DESCRIPTION (provided by applicant): Abscisic acid (ABA) is a botanical involved in the regulation of plant growth and a promising immune modulator. ABA activates peroxisome proliferator-activated receptor?? (PPAR ??) in reporter assays and modulates immune function and inflammation in vivo. The long-term goal of this application is to elucidate the cellular and molecular mechanisms by which ABA modulates immune function. Specific Aim 1 will test the hypothesis that ABA modulates lymphocyte proliferation through a PPAR? -dependent mechanism. To test this hypothesis we will: 1) Investigate the ability of ABA's isomers and enantiomers to activate PPAR? in reporter assays in Jurkat cells; 2) Evaluate the specificity of pure ABA enantiomers as PPAR? ligands in binding assays; 3) Use the most effective PPAR? -activating enantiomer for mechanistic studies in vivo to determine whether the expression of PPAR? in immune cells is required for ABA's immunoregulatory actions in influenza virus-vaccinated mice; and 4) Investigate whether the effects of ABA on antigen-specific T cell responses to influenza virus vaccination are secondary to suppression of macrophage-derived PGE2. Monocyte chemoattractant protein-1 (MCP-1) is a chemokine that contributes to the debilitating effects in the host during influenza virus infections. Interestingly, ABA suppresses macrophage MCP-1 mRNA and protein expression. Nuclear factor-?B (NF-?B) is a.central inducer of MCP-1 transcription. Specific Aim 2 will test the hypothesis that ABA down-modulates MCP-1 production through a PPAR?-mediated blockade of NF-?B. Specific aim 2 will dissect the mechanisms of transcriptional regulation of MCP-1 expression by ABA. Specifically, we will: 1) Determine the influence of ABA treatment on the DMA-binding activity of NF-?B in macrophages; 2) Investigate whether ABA represses the expression of NF-?B subunits or induces I?B??expression under inflammatory conditions; 3) Assess the physical interaction of ABA-activated PPAR? and RelA and its role in inhibiting MCP-1 expression in macrophages; and 4) Determine if ABA suppresses the pulmonary inflammatory pathology and MCP-1 expression in the lungs of influenza virus-infected mice by activating PPAR? and inhibiting NF-?B. The mechanistic understanding of the immune modulatory properties of botanicals such as ABA will aid in the development of more efficacious CAM approaches for modulating immune function and ameliorating infectious diseases.

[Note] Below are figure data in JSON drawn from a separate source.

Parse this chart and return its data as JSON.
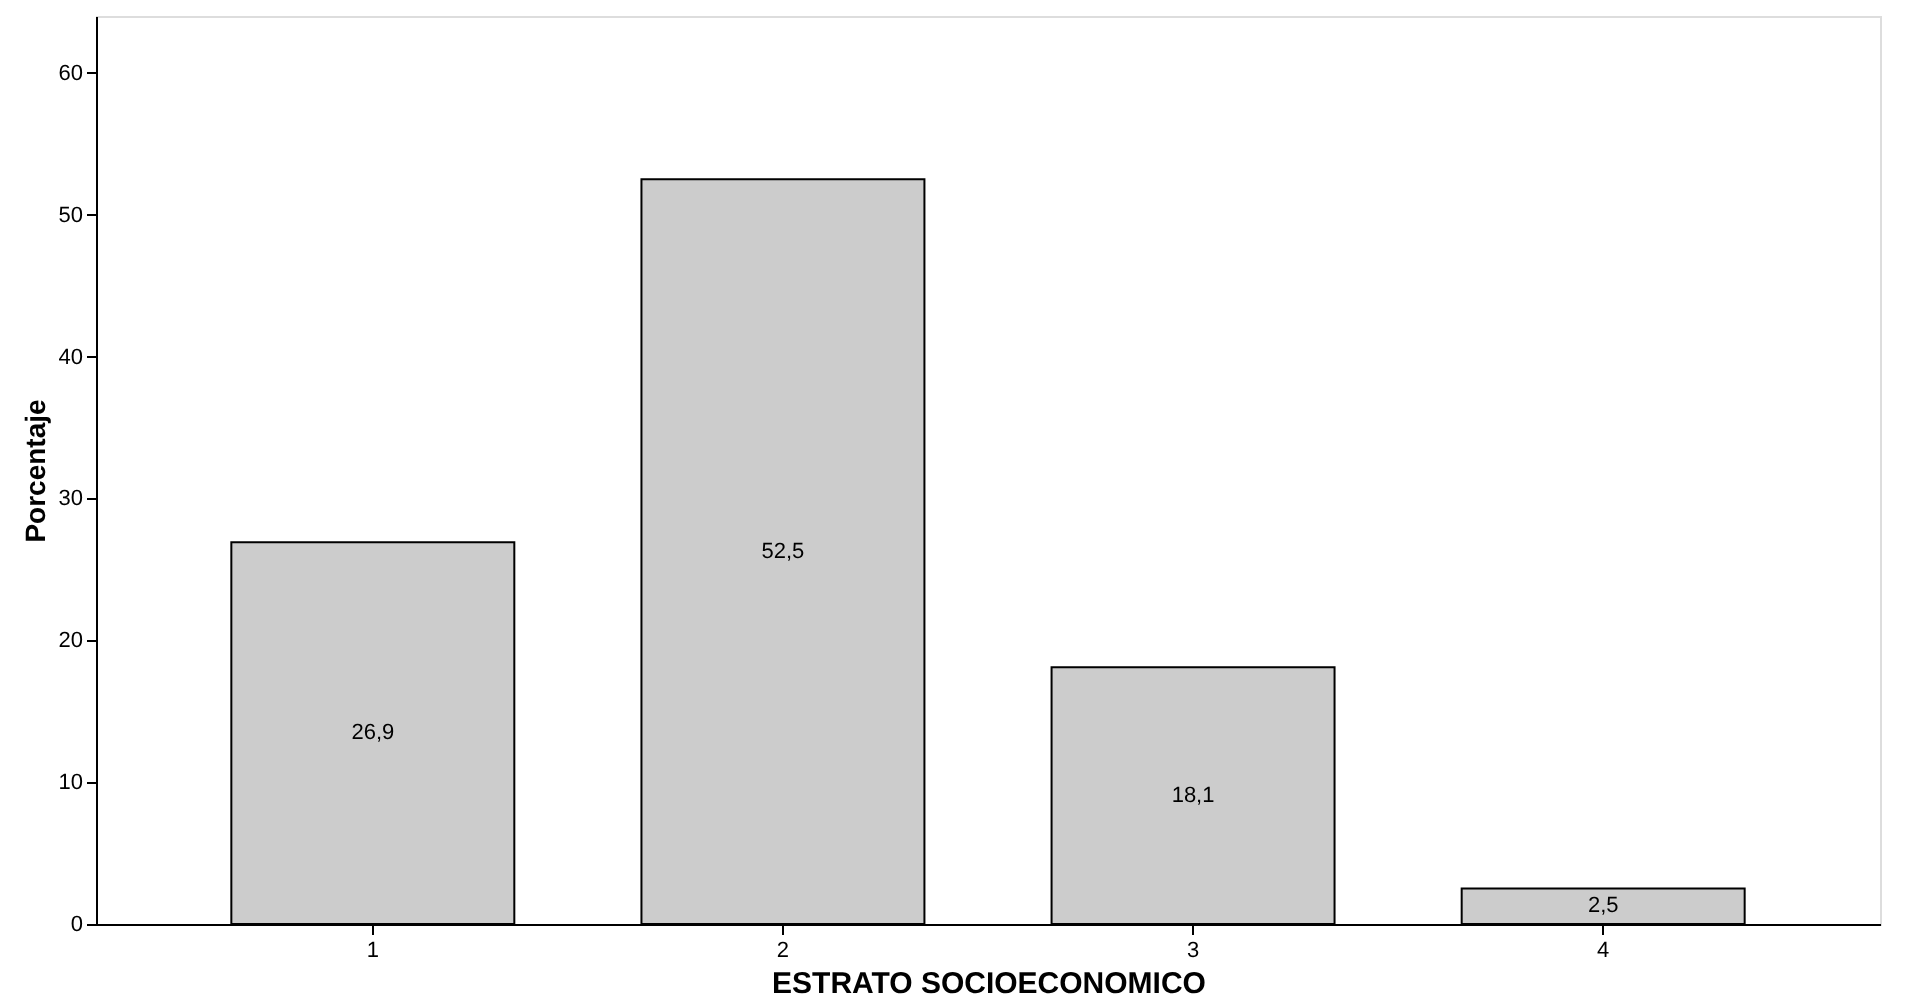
{
  "chart_data": {
    "type": "bar",
    "xlabel": "ESTRATO SOCIOECONOMICO",
    "ylabel": "Porcentaje",
    "categories": [
      "1",
      "2",
      "3",
      "4"
    ],
    "values": [
      26.9,
      52.5,
      18.1,
      2.5
    ],
    "value_labels": [
      "26,9",
      "52,5",
      "18,1",
      "2,5"
    ],
    "color": "#cccccc",
    "ylim": [
      0,
      64
    ],
    "yticks": [
      0,
      10,
      20,
      30,
      40,
      50,
      60
    ],
    "grid": false
  }
}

描述(申请人提供)：脱落酸(ABA)是一种参与植物生长调节的植物学物质，也是一种很有前途的免疫调节剂。ABA激活过氧化物酶体增殖物激活受体？？(PPAR？？)在报告中分析和调节体内的免疫功能和炎症。这一应用的长期目标是阐明ABA调节免疫功能的细胞和分子机制。具体目标1将验证ABA通过依赖PPAR？的机制调节淋巴细胞增殖的假设。为了验证这一假设，我们将：1)研究ABA的异构体和对映体激活PPAR的能力。在Jurkat细胞的报告实验中；2)评价纯ABA对映体作为PPAR？3)利用最有效的PPAR？激活对映体进行体内机制研究，以确定PPAR？ABA在免疫细胞中的免疫调节作用是必需的；以及4)研究ABA对流感病毒疫苗接种后抗原特异性T细胞反应的影响是否次于抑制巨噬细胞衍生的PGE2。单核细胞趋化蛋白-1(MCP-1)是一种趋化因子，在流感病毒感染过程中参与宿主的衰弱作用。有趣的是，ABA抑制巨噬细胞MCP-1mRNA和蛋白的表达。核因子-β是单核细胞趋化蛋白-1转录的中枢诱导物。特异靶2将验证这样的假设，即ABA通过PPAR？介导的对核因子-βB的阻断而下调MCP-1的产生。特异靶2将剖析ABA对MCP-1表达的转录调控机制。具体地说，我们将：1)确定ABA处理对巨噬细胞中NF-B的DMA结合活性的影响；2)研究ABA在炎症条件下是否抑制NF-B亚单位的表达或诱导I？B？表达；3)评估ABA激活的PPAR？和RERA及其在抑制巨噬细胞MCP-1表达中的作用；4)确定ABA是否通过激活PPAR来抑制流感病毒感染小鼠的肺部炎症病理和MCP-1表达？从机理上了解ABA等植物药物的免疫调节特性将有助于开发更有效的CAM方法来调节免疫功能和改善感染性疾病。